I am doing some optical flow analysis. The goal is to iterate through every frame in a long movie, calculate the dense optical flow, and append the resulting angles and magnitudes to a growing numpy array. I found that it takes longer and longer to complete every consecutive loop, and I’m not sure why. Here is a simple example loop that recapitulates the problem:
import numpy as np
arraySize = (1, 256, 256) # correct array size
emptyArray = np.zeros(arraySize) # empty array to fill with angles from every image pair
timeElapsed = [] # empty list to fill with time values
for i in range(100): # iterates through the frames in the image stack
start = time.time() # start the time
newArray = np.zeros(arraySize) # makes an example new array
emptyArray = np.concatenate((emptyArray, newArray)) # concats new and growing arrays
end = time.time() # stop the time
timeElapsed.append(end-start) # append the total time for the loop to the growing list
If I then plot the time elapsed for each loop I get a linear increase for every trip through the loop. In this example it’s still tolerable, but with my actual dataset it isn’t.
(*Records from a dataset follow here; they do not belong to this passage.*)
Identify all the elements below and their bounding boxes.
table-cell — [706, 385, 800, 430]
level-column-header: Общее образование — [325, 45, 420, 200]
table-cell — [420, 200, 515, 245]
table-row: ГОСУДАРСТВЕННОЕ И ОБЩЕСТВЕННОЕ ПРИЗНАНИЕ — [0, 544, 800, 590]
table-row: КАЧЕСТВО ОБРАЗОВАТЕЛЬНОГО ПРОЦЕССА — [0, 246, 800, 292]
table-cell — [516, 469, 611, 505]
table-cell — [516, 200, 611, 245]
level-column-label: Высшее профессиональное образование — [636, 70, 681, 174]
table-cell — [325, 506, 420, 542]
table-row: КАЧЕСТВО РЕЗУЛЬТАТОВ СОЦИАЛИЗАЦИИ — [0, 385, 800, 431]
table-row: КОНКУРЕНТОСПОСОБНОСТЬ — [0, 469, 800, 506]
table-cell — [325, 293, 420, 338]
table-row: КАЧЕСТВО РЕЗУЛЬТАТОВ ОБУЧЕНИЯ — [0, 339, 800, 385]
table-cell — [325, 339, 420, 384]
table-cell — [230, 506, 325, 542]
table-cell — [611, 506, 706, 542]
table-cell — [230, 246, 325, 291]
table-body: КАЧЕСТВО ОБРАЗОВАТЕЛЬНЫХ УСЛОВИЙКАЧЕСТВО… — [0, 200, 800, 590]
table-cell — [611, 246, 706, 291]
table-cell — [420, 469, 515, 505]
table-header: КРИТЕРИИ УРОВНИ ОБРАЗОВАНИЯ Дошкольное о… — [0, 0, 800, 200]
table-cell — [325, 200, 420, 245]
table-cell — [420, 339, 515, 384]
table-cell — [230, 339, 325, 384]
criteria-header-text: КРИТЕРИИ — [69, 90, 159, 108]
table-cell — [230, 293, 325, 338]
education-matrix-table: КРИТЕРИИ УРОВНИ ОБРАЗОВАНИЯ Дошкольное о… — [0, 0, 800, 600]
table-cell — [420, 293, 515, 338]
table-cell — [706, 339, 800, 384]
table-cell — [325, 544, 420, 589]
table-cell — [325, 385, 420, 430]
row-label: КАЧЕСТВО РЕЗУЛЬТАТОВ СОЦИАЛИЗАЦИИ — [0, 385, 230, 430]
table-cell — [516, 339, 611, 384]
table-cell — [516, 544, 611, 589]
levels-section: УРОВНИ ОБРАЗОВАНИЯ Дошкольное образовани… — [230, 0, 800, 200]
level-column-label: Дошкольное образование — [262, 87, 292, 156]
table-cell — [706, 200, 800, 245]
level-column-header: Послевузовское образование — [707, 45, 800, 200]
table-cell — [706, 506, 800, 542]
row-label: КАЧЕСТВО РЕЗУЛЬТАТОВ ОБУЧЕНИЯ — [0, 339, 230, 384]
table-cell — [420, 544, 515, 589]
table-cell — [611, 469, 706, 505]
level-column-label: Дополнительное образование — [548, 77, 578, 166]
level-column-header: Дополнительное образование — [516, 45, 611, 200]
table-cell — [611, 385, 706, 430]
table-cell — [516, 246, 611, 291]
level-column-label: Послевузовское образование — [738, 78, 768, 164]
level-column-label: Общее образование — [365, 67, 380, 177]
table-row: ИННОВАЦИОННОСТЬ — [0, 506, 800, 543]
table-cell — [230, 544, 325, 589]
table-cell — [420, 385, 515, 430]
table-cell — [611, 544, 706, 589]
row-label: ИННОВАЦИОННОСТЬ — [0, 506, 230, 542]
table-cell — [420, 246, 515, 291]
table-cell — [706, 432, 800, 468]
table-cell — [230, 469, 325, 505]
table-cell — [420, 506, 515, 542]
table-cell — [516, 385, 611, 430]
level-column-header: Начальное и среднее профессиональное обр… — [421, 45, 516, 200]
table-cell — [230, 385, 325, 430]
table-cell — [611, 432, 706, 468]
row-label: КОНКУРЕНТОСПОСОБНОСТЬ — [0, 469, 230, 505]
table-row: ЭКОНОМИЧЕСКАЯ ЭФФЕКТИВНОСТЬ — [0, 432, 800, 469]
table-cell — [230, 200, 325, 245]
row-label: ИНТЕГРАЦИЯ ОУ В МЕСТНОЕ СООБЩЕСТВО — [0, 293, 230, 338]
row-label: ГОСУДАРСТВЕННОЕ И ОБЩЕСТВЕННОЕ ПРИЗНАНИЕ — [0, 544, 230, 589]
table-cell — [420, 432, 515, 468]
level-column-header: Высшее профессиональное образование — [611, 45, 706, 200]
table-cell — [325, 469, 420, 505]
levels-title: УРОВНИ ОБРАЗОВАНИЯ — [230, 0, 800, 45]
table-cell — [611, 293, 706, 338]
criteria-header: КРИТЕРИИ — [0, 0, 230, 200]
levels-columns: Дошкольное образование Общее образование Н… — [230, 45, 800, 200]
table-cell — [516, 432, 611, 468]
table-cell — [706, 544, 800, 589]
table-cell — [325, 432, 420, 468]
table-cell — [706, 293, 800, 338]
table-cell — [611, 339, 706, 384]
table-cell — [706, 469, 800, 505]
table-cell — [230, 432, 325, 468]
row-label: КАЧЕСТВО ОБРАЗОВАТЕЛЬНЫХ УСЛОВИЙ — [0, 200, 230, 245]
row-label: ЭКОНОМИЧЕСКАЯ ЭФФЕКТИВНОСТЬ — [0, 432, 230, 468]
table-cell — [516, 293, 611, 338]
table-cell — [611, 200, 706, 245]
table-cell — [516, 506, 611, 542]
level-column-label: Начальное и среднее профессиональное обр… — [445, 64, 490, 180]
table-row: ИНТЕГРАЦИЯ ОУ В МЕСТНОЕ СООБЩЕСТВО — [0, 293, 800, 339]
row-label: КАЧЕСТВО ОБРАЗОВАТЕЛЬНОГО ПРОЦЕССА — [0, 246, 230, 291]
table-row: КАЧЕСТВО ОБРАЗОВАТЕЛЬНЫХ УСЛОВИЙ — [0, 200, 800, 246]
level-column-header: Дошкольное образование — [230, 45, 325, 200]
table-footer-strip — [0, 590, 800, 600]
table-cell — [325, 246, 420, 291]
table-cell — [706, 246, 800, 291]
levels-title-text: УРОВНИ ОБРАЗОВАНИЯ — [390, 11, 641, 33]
I am guessing that the larger arrays take more time to work with, but I’m not sure what to do to avoid that. Is there a better, faster, or more Pythonic way to do this?
>Solution :
Every time you append a new array, new memory is being allocated to create a bigger one and record data into it. This is very expensive. A better solution is to allocate a specific size of memory once and then record your date using np.concatenate only once:
np.concatenate([np.zeros(arraySize) for i in range(100)])